Der Formulierungs- und Umsetzungsprozess der Fauna-Flora-Habitat-Richtlinie, die gemeinsam mit der Vogelschutzrichtlinie das Kernstück europäischer Naturschutzpolitik ist, steht im Fokus unseres interdisziplinären Forschungsprojekts. Als natur- und raumbezogenes normatives Regelwerk, das von der europäischen bis zur lokalen Ebene eine Vielzahl von Akteuren in den politischen Entscheidungsprozess einbindet, eignet sie sich in besonderem Maße zur Analyse aus geographischer und politik-wissenschaftlicher Perspektive:

Innerhalb der Geographie stellen ‚Raum' und ‚Natur' traditionelle Schlüsselbegriffe dar, deren Verständnis sich in jüngerer Zeit in starkem Wandel befindet. Das Agieren des Menschen im ‚Raum' und der menschliche Umgang mit ‚Natur' wird nicht mehr auf physisch-materielle Komponenten beschränkt. Vielmehr kommt subjektiven Perzeptionen, ‚Konstruktionen' und den damit einhergehenden Kommuni-kationsstrategien eine entscheidende Rolle zu. In ähnlicher Weise wird in der politikwissenschaftlichen Debatte seit der ‚konstruktivistischen Wende' die Existenz objektiv gegebener handlungsleitender Interessen in Frage gestellt und in zunehmendem Maße der Einfluss von normativen Ideen- und Überzeugungssystemen auf Politikgestaltung untersucht. Die Zusammenführung dieser beiden konstrukti-vistischen Perspektiven und die Nutzbarmachung für die Analyse politischer Entscheidungsstrukturen im europäischen Mehrebenensystem stellt die zentrale Aufgabe des Forschungsprojektes dar.
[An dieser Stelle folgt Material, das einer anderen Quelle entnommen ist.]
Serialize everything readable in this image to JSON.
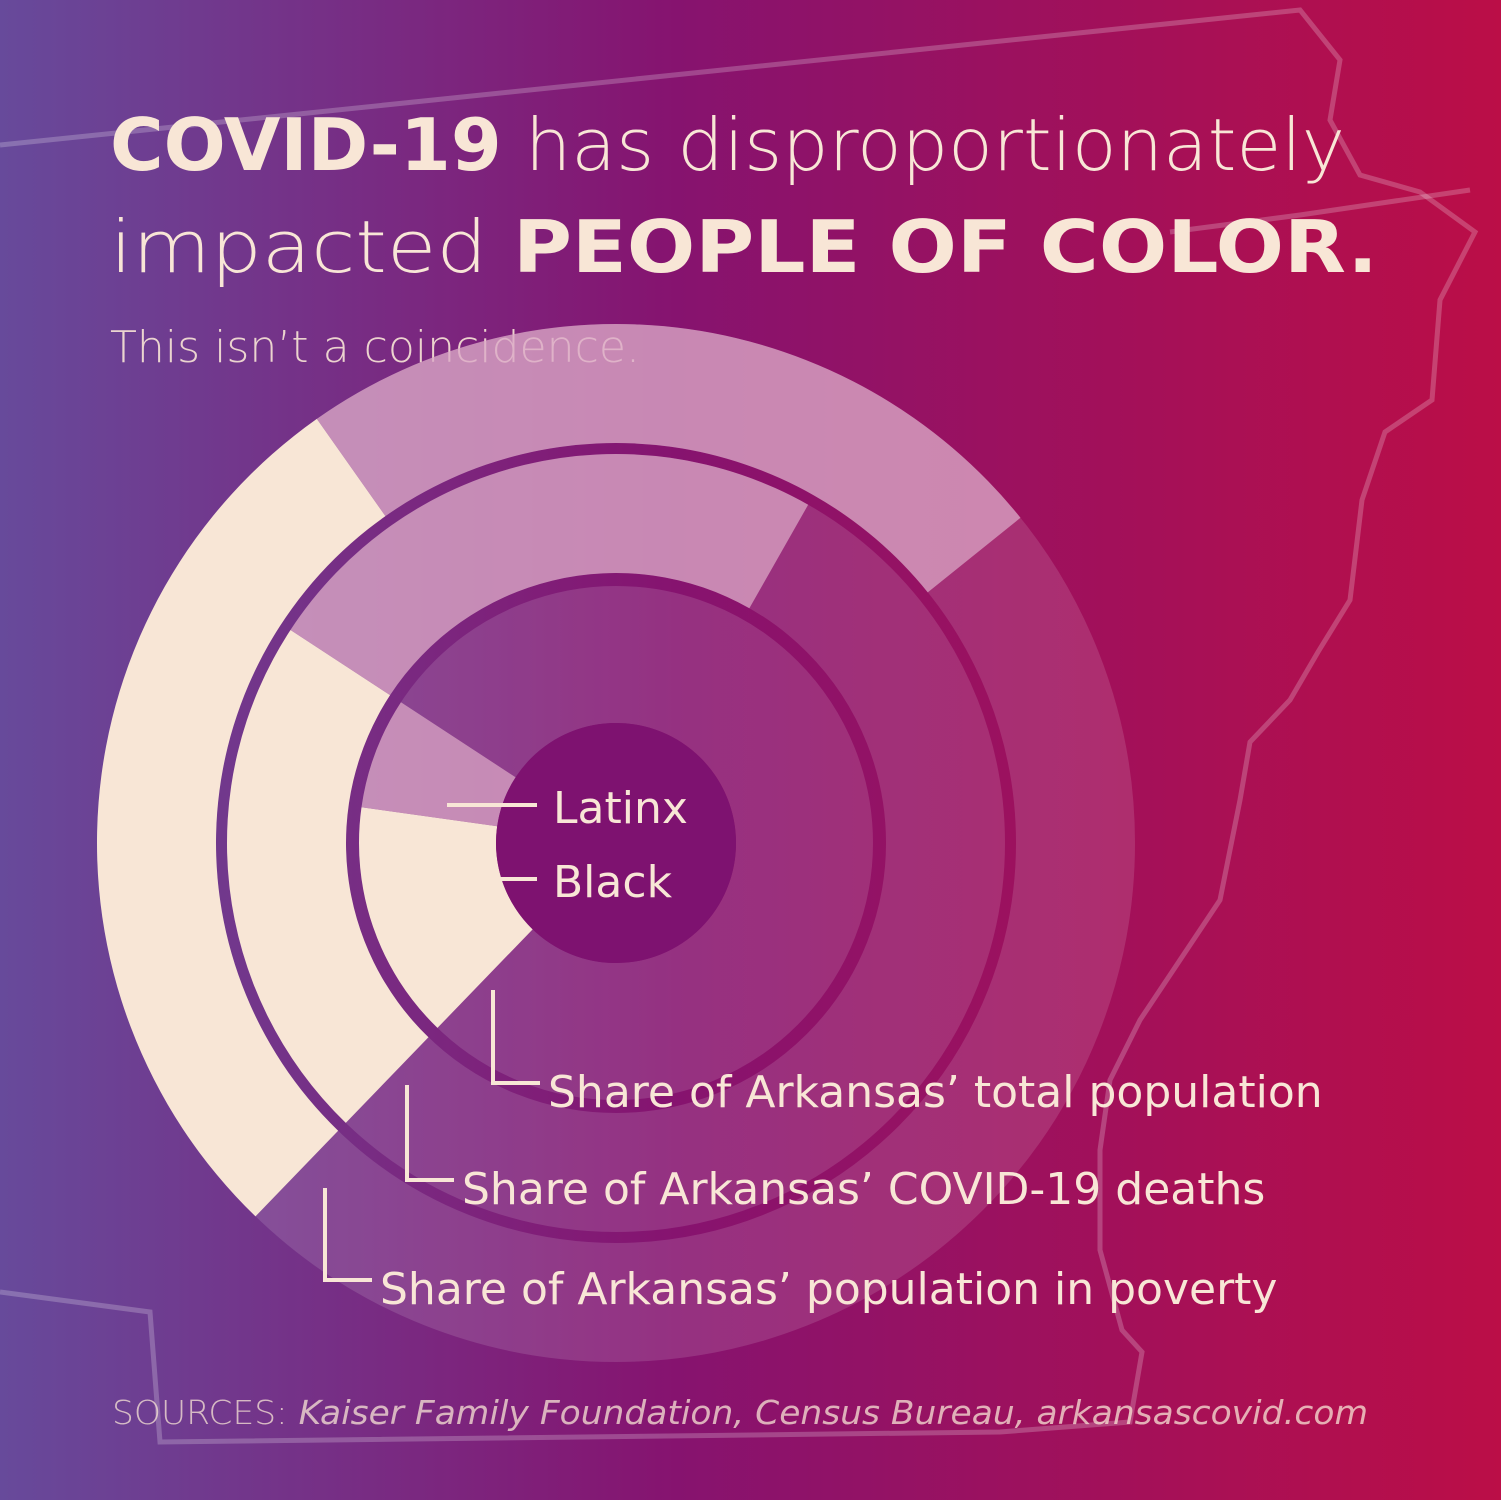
{
  "header": {
    "line1": [
      "COVID-19",
      " has disproportionately"
    ],
    "line2": [
      "impacted ",
      "PEOPLE OF COLOR."
    ],
    "subtitle": "This isn’t a coincidence."
  },
  "chart_data": {
    "type": "nested-donut",
    "categories": [
      "Latinx",
      "Black"
    ],
    "colors": [
      "#d9a6c4",
      "#f8e6d6"
    ],
    "series": [
      {
        "name": "Share of Arkansas’ total population",
        "values": [
          7,
          15
        ]
      },
      {
        "name": "Share of Arkansas’ COVID-19 deaths",
        "values": [
          24,
          22
        ]
      },
      {
        "name": "Share of Arkansas’ population in poverty",
        "values": [
          24,
          28
        ]
      }
    ]
  },
  "sources": {
    "label": "SOURCES:",
    "text": " Kaiser Family Foundation, Census Bureau, arkansascovid.com"
  }
}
Der FFH-Prozess und insbesondere die von den Bundesländern zu treffende Auswahl der zu schützenden Gebiete geht mit vielfältigen Konflikten einher, die u.a. den divergierenden Perspektiven der Akteure aus so unterschiedlichen gesellschaftlichen Teilbereichen wie dem verbandlichen Naturschutz, der Agrarwirtschaft, der kommunalen Bauleitplanung oder auch dem Natursport geschuldet sind. Mit einem besonderen Schwerpunkt auf der Umsetzungsproblematik in Nordrhein-Westfalen wird der sich über mehrere Ebene erstreckende Implementationsprozess rekonstruiert und analysiert. Zum einen werden dabei die Handlungs- und Interaktionsmuster der relevanten (staatlichen, zivilgesellschaftlichen, ökonomischen) Akteure erfasst, wobei institutionell bedingte Pfadabhängigkeiten und Strukturen von Policy-Netzwerken aufzudecken sind. Zum andern werden diskursive Muster herausgearbeitet, derer sich politische Akteure bewusst und strategisch oder auch unbewusst bedienen. Hier wird danach zu fragen sein, welche Raum- und Naturbilder mit welchen Nutzungsinteressen verknüpft und anhand welcher ‚story-lines' sie etabliert werden. Die Rekonstruktion naturbezogener Raumbilder sowie die Analyse ihrer Relevanz im Politikprozess wirft die Frage auf, inwieweit diese zyklischen Entwicklungen im Sinne einer ‚Biographie' unterworfen sind. Des Weiteren stellt sich die Frage, welche Konsequenzen die ausgehandelte Raum- und Naturkonzepte in Bezug auf materielle und soziale Verwertungsmöglichkeiten haben.

Insgesamt verfolgt dieses Projekt somit zwei Ziele:  Zunächst wird aus konstruktivistischer Perspektive die Existenz und Relevanz der diskursiven Kategorien ‚Raum' und ‚Natur' im politischen Entscheidungs-prozess rekonstruiert. Neben diesem konzeptionellen Erkenntnisinteresse zielt das Projekt zugleich darauf ab, auf einer anwendungsbezogenen Ebene die Erweiterung der EU-bezogenen Implementations-forschung um den bislang nicht berücksichtigten Faktor der ‚naturbezogenen Raumbilder' empirisch zu prüfen.